Schematics of DeADMAn. (Step a) Mutants are grown individually in liquid culture, and the sequence of the transposon insertion junction is determined. (Step b) 60-mer oligonucleotides corresponding to insertion junction sequence of each mutant are printed on a custom microarray. (Step c) The mutants are pooled. (Step d) Mice are infected with pooled mutants to determine in vivo growth. (Steps e and f) The input pool is obtained by harvesting lungs and spleen 1 day postinfection (e) and the output pool is obtained by harvesting lungs and spleen at 20 and 49 days postinfection (f). (Steps g and h) Probes are prepared from the input pool sample (g) and probes are prepared from the output pool sample (h). (Step i) The input and output probes, which are labeled with Cy5 (red) and Cy3 (green) dyes, are cohybridized to custom microarray, and the relative levels of probes corresponding to each mutant are determined. A mutant attenuated for in vivo growth would be absent or underrepresented in the output pool, and this phenotype would be revealed by overabundance of the Cy5-labeled input probe producing red spots.
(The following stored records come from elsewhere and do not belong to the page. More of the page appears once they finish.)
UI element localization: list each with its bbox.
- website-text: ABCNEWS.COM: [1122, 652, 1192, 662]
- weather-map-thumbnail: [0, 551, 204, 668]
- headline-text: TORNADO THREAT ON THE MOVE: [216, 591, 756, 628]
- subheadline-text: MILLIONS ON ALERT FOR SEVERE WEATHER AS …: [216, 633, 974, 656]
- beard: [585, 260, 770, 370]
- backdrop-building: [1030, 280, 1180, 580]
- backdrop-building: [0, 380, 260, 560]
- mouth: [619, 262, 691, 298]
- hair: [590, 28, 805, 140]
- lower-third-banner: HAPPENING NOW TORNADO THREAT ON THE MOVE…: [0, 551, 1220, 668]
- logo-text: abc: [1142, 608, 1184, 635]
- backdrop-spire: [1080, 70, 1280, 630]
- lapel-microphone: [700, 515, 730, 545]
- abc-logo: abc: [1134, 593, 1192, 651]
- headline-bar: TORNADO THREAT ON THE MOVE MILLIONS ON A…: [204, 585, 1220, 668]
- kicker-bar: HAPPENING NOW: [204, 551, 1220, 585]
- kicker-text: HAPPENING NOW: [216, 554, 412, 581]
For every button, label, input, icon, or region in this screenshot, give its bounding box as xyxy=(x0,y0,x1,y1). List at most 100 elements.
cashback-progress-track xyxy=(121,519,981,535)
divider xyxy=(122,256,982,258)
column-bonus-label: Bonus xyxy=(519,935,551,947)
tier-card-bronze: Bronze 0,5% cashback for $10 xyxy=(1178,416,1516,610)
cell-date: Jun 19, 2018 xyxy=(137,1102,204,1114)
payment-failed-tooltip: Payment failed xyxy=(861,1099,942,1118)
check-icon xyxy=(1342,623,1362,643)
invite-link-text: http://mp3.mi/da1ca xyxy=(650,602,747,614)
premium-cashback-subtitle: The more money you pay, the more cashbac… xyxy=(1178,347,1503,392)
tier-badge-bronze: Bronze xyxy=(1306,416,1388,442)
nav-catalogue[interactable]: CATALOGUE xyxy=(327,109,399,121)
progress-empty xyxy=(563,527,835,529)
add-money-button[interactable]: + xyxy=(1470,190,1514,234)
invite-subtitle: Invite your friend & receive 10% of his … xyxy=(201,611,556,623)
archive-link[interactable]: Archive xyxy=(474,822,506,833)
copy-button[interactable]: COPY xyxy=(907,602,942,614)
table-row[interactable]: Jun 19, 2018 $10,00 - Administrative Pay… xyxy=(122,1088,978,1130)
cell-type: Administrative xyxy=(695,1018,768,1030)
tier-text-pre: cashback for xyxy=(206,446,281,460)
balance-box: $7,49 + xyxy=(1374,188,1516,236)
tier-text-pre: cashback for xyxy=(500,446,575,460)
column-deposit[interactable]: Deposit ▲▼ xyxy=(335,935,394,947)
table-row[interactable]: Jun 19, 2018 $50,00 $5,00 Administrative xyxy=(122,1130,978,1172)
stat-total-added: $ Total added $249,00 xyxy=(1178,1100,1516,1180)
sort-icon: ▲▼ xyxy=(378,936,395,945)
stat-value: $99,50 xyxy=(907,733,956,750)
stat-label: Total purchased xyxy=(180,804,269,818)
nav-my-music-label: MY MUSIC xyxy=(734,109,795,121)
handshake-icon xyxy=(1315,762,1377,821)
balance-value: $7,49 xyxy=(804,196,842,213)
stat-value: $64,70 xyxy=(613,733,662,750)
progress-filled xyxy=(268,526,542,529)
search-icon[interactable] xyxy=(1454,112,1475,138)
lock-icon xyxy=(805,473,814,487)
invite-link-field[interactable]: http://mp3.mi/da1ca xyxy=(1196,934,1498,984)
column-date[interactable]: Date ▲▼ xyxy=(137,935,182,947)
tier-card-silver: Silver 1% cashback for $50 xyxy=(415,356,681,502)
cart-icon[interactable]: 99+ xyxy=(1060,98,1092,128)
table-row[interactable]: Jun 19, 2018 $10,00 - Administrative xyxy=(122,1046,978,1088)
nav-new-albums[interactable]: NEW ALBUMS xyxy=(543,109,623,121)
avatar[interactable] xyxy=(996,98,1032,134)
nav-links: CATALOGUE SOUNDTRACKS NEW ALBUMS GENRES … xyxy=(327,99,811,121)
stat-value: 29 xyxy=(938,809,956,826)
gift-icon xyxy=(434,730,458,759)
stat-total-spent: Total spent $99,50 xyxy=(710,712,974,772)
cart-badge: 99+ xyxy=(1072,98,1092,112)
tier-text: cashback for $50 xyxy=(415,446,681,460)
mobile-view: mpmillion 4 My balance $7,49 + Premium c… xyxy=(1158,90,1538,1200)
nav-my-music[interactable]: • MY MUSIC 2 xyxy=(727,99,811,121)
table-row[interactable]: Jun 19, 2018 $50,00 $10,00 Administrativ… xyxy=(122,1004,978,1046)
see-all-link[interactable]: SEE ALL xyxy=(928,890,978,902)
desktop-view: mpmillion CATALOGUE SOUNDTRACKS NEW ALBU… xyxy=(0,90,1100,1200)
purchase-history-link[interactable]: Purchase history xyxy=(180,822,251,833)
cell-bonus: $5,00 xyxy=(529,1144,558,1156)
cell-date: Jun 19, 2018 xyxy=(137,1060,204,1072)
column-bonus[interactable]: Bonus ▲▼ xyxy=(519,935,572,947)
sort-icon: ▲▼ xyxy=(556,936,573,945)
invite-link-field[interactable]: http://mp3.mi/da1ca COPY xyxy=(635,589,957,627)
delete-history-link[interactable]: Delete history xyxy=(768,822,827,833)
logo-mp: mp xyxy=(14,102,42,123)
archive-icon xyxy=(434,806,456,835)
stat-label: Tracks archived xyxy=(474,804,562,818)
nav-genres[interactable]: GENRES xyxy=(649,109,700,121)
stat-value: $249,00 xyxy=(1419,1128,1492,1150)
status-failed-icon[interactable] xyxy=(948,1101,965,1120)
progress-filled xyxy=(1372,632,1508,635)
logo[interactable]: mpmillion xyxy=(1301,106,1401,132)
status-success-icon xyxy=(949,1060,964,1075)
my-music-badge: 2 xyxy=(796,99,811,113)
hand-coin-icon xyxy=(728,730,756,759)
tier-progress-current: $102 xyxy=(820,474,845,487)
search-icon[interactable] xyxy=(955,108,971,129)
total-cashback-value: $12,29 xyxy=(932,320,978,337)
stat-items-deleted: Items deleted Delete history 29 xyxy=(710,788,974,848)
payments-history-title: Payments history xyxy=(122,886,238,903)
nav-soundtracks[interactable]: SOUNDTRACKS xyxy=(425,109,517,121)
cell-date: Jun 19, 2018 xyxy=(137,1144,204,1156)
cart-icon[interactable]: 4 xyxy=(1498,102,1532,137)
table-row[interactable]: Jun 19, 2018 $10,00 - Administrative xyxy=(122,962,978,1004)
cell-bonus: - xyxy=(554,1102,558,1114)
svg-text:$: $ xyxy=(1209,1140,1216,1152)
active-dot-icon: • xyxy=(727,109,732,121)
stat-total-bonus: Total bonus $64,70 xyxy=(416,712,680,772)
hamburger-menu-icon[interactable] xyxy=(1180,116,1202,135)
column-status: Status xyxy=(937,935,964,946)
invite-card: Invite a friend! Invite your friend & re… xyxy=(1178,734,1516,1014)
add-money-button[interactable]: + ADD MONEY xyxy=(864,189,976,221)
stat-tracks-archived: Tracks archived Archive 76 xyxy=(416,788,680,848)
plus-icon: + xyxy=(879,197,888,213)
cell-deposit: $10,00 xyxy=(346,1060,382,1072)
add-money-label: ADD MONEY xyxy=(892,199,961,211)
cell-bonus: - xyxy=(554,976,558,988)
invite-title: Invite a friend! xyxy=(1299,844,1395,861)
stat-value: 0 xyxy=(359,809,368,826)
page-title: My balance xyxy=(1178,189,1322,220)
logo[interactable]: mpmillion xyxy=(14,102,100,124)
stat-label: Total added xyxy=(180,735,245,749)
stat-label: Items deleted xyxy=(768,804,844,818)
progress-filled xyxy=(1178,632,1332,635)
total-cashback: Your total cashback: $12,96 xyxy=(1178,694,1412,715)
Spots that appear yellow-orange result from the presence and cohybridization of both the input (Cy5) and output (Cy3) probes.

FIG. 2.

Growth-attenuated mutants are readily detected by DeADMAn. A subsection of the array for pool C is shown. Probe from the input pool at day 1 postinfection was labeled with Cy5 (red), and the probe from the output pool at day 49 postinfection was labeled with Cy3 (green). The mutant, G847, which has a mutation in the gene bioB, is underrepresented in the output pool.

FIG. 3.

Growth in vivo of pools of mutants is similar to standard growth of wild-type M. tuberculosis. Mice were infected with a pool of 100 different mutants, i.e., pool A. Lungs, spleens, and liver were obtained at days 1, 20, and 49 postinfection, and the number of viable bacilli quantified by plating on solid medium.

FIG. 4.

(A) Microarray with input probes labeled with Cy5 (red) and output probes labeled with Cy3 (green) that were prepared by using colonies obtained from the lungs of mice. Each oligonucleotide represents a junction sequence for a mutant and is printed four times. The mutants that were underrepresented in the output pool (attenuated for in vivo survival) have proportionately more Cy5 probe and produce red spots on the array. There are four controls on this array: (i) H28 is a mutant from a different pool, pool A, that was observed to be attenuated and was used in this pool as a control; (ii) H289 is another mutant from pool A that was not attenuated; (iii) spots labeled as positive controls contain a mixture of all of the oligonucleotides printed on the arrays and thus is an internal positive control; and (iv) spots labeled as negative controls are oligonucleotides representing four different mutants from a different pool and thus serve as internal controls for background noise. (B) Agarose gel electrophoresis showing PCR amplicons of junctions of H28 and H289 (control). Lanes 1, 2, and 3 represent mutants recovered from lungs of three mice sacrificed at 1 day postinfection (input pool). Similarly, lanes 5, 6 and 7, and 8, 9, and 10 represent mutants recovered from three mice sacrificed at 49 and 98 days postinfection, respectively. Lane 4 is 1-kb plus marker (Invitrogen). (C) Six mmpL mutants and a control, H28, are compared against H289 for growth in vivo. Mutants H28 and H289 were used as controls based on their phenotypes from an earlier experiment. H28 is one of the 100 mutants of pool A and was observed to be attenuated. H289 is another mutant from pool A that was not attenuated for growth in vivo. Growth index refers to the population of each mutant, as measured from signals from the DeADMAn arrays, in the lungs of mice relative to the population of the positive control strain H289. The errors bars represent the standard deviation.